I guess we should all apologize that we weren't all just lurking all day long on AK waiting for opportunities to help.
 
Wow!
I guess we should all apologize that we weren't all just lurking all day long on AK waiting for opportunities to help.
I was only saying that because my thread seem to be getting ignored compared to other new threads.
 
It can take a while until someone with relevant and useful experience of a particular component happens upon a thread. I've had threads that only got responded to after months or years passed. And often it's too late, but not always.

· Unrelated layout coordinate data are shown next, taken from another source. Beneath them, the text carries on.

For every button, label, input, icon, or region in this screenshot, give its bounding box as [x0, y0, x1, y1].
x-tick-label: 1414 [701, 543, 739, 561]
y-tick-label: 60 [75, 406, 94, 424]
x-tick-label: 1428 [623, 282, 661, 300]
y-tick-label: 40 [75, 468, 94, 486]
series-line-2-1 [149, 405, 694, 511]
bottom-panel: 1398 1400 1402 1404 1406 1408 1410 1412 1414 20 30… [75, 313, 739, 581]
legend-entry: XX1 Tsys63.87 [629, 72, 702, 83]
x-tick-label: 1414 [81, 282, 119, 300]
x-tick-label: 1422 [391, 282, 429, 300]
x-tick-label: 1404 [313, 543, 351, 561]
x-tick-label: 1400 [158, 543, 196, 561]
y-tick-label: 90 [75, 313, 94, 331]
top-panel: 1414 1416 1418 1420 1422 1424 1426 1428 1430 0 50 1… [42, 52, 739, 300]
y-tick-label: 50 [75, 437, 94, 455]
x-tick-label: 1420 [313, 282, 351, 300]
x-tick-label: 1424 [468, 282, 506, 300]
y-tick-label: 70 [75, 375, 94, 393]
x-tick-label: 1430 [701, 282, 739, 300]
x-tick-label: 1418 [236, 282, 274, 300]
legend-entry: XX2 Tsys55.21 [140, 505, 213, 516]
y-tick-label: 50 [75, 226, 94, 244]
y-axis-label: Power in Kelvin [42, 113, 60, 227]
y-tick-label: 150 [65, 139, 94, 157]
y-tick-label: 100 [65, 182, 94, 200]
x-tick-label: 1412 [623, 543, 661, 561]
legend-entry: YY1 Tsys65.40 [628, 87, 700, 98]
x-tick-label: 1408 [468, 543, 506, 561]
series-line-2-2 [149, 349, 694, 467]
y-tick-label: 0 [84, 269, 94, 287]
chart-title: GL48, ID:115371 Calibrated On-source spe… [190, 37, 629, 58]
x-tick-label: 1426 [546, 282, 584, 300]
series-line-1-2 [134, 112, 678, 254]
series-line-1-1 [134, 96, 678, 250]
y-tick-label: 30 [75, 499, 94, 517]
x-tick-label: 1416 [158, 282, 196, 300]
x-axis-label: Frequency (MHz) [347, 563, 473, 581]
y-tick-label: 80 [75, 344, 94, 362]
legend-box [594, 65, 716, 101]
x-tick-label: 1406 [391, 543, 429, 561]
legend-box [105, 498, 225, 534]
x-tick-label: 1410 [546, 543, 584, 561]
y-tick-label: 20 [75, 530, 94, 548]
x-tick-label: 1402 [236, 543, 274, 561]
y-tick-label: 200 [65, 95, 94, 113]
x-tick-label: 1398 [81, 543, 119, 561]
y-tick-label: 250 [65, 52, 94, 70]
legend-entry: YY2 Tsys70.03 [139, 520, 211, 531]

Meanwhile you solved the issue on your own, which is a good and satisfying thing.
 
i actually own a kenwood kd-67f which essentially has the identical mechanical layout minus the optics and microprocessor for the track scanning. it's one of my main tables and I've had it apart many times for periodic maintenance so I might have been able to help, but you gotta open it up first and provide more information. photos are always beneficial.

contrary to what you might think, the overwhelming majority of problems with these programmable linear trackers are mechanical, not the electronics which in my experience are pretty bullet-proof.
 
i actually own a kenwood kd-67f which essentially has the identical mechanical layout minus the optics and microprocessor for the track scanning. it's one of my main tables and I've had it apart many times for periodic maintenance so I might have been able to help, but you gotta open it up first and provide more information. photos are always beneficial.

contrary to what you might think, the overwhelming majority of problems with these programmable linear trackers are mechanical, not the electronics which in my experience are pretty bullet-proof.
This was mechanical as well, when it was shipped to me the 45 adapter made its way down into the gap where the tonearm travels. Up on extraction the turntable works perfectly and sounds really great for being bone stock.